Chapter 17 notes:

Transactions

 

What is a transaction?  an executing program that forms a logical unit of database processing

 

A transaction needs to be fully done or fully undone and needs to be consistent, having integrity.

 

Why are we concerned with transactions?  We have multiprogramming environments in which more than one user may be trying to access the same data, and there maybe transaction failures that need recovery.

 

Access Operations:  read_item  and write_item

 

read_item(X) -

 

1) Find the address of the disk block that contains item X

2) Copy that disk block into a buffer in main memory (if that disk block is not already in main memory)

3) Copy item X from the buffer to the program variable X

 

write_item(X)

 

1) Find the address of the disk block that contains item X

2) Copy that disk block into a buffer in main memory (if that disk block is not already in main memory)

3) Copy item X from the program variable X into its correct location in the buffer (X has been modified by the program)

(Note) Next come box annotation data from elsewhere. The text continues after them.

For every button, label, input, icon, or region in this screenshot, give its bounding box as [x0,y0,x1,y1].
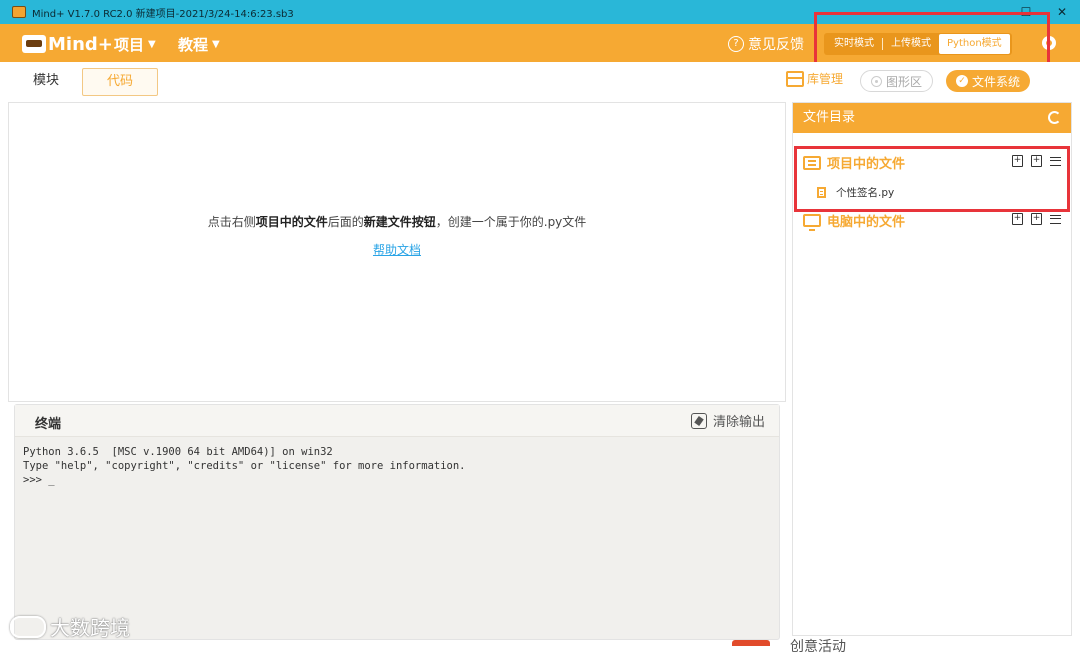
hint-prefix: 点击右侧 [207,215,256,229]
menu-project-label: 项目 [114,36,145,54]
terminal-header: 终端 清除输出 [15,405,779,437]
clear-output-label: 清除输出 [712,415,765,430]
app-icon [12,6,26,18]
hint-project-files: 项目中的文件 [255,215,328,229]
terminal-panel: 终端 清除输出 Python 3.6.5 [MSC v.1900 64 bit … [14,404,780,640]
file-system-wrapper: ✓ 文件系统 [946,70,1031,92]
graphics-area-button[interactable]: 图形区 [860,70,934,92]
new-folder-icon[interactable]: + [1031,213,1042,225]
file-directory-title: 文件目录 [803,110,856,125]
question-icon: ? [728,36,744,52]
computer-files-label: 电脑中的文件 [827,215,906,230]
tab-code[interactable]: 代码 [82,68,158,96]
caret-down-icon: ▼ [148,39,156,50]
editor-hint: 点击右侧项目中的文件后面的新建文件按钮，创建一个属于你的.py文件 [9,213,785,230]
feedback-button[interactable]: ? 意见反馈 [728,34,804,54]
mascot-image [732,640,770,646]
computer-files-actions: + + [1012,213,1061,225]
terminal-title: 终端 [35,417,62,432]
robot-logo-icon [22,35,46,53]
menu-icon[interactable] [1050,214,1061,224]
window-title: Mind+ V1.7.0 RC2.0 新建项目-2021/3/24-14:6:2… [32,8,294,20]
graphics-wrapper: 图形区 [860,70,934,92]
watermark-logo-icon [10,615,46,638]
hint-new-file-button: 新建文件按钮 [363,215,436,229]
highlight-box-project-files [794,146,1070,212]
library-label: 库管理 [807,72,844,86]
help-docs-link[interactable]: 帮助文档 [9,241,785,258]
new-file-icon[interactable]: + [1012,213,1023,225]
library-manager-button[interactable]: 库管理 [786,70,843,87]
mindplus-logo: Mind+ [22,32,113,56]
peek-text: 创意活动 [790,639,846,655]
tabs-row: 模块 代码 库管理 图形区 ✓ 文件系统 [0,62,1080,100]
menu-tutorial[interactable]: 教程 ▼ [178,34,220,55]
caret-down-icon: ▼ [212,39,220,50]
clear-output-button[interactable]: 清除输出 [690,411,765,430]
file-system-label: 文件系统 [972,74,1021,89]
highlight-box-modes [814,12,1050,68]
graphics-label: 图形区 [886,74,923,89]
code-editor-area[interactable]: 点击右侧项目中的文件后面的新建文件按钮，创建一个属于你的.py文件 帮助文档 [8,102,786,402]
watermark-text: 大数跨境 [50,616,130,640]
check-icon: ✓ [956,75,968,87]
brush-icon [690,412,707,429]
watermark: 大数跨境 [10,612,130,641]
hint-mid: 后面的 [327,215,364,229]
radio-icon [871,75,882,87]
library-icon [786,70,804,87]
monitor-icon [803,214,821,231]
logo-text: Mind+ [48,33,113,55]
computer-files-section[interactable]: 电脑中的文件 [803,211,906,231]
hint-suffix: ，创建一个属于你的.py文件 [435,215,587,229]
file-directory-header: 文件目录 [793,103,1071,133]
menu-project[interactable]: 项目 ▼ [114,34,156,55]
menu-tutorial-label: 教程 [178,36,209,54]
tab-blocks[interactable]: 模块 [8,68,84,96]
refresh-icon[interactable] [1048,111,1061,124]
terminal-output[interactable]: Python 3.6.5 [MSC v.1900 64 bit AMD64)] … [15,437,779,495]
feedback-label: 意见反馈 [748,37,804,53]
file-system-button[interactable]: ✓ 文件系统 [946,70,1031,92]
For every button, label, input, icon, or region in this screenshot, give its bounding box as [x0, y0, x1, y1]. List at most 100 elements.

4) Store the updated buffer block from the buffer back to disk (either immediately or at some later point in time)

 

Why do we need concurrency control?

 

Lost Update Problem

Temporary Update (Dirty Read) Problem

Incorrect Summary Problem

 

Why do we need recovery?

Types of Failures:

1) Computer failure/system crash

2) Transaction or system error

3) Local errors or exception conditions detected by transaction

4) Concurrency control enforcement

5) Disk failure

6) Physical problems/catastrophes

 

Transaction States -

 

Begin_transaction

Read or Write

End_transaction

Commit_transaction

Rollback (or abort)

 

How progress steps of transactions are recorded in the System Log -

 

[start_transaction, T1]

[write_item, T1, X, old_value, new_value]

[read_item, T1, X]

[commit, T1]

[abort, T1]

 

Desirable properties of Transactions -

 

1) Atomicity

2) Consistency preservation

3) Isolation

4) Durability or permanency

 

Schedules of Transactions -

 

Concept of conflict between 2 operations/transactions in a schedule -

2 operations are in conflict if -

1) They belong to 2 different transactions

2) They access the same data item X

3) one of those operations is a write_item

 

Serial, Nonserial and Conflict-Serializable Schedules -

 

A schedule is (conflict) serializable if it is equivalent to some serial schedule.

 

Using a precedence graph to test for conflict serializability -

 

How to construct the graph -

 

1) for each transaction Ti participating in schedule S, create a node Ti in the precedence graph

2) for each case in S where Tj executes a read_item(X) after Ti executes a write_item(X), create an edge Ti -->  Tj in the precedence graph

3) for each case in S where Tj executes a write_item(X) after Ti executes a read_item(X), create an edge Ti -->  Tj in the precedence graph

4) for each case in S where Tj executes a write_item(X) after Ti executes a write_item(X), create an edge Ti -->  Tj in the precedence graph

5) the schedule S is serializable if and only if the precedence graph has no cycles

 

Cascading Rollback - Occurs when a transaction has to be rolled back because it read an item from a transaction that failed.  For e.g. - on P. 565 we have the schedule -

Se: r1(X);w1(X);r1(Y); w2(X);w1(Y);a1; a2

The a2 was forced (is a part of a cascading rollback) since T2 must also be rolled back since it read X after T1 altered it and T1 was rolled back.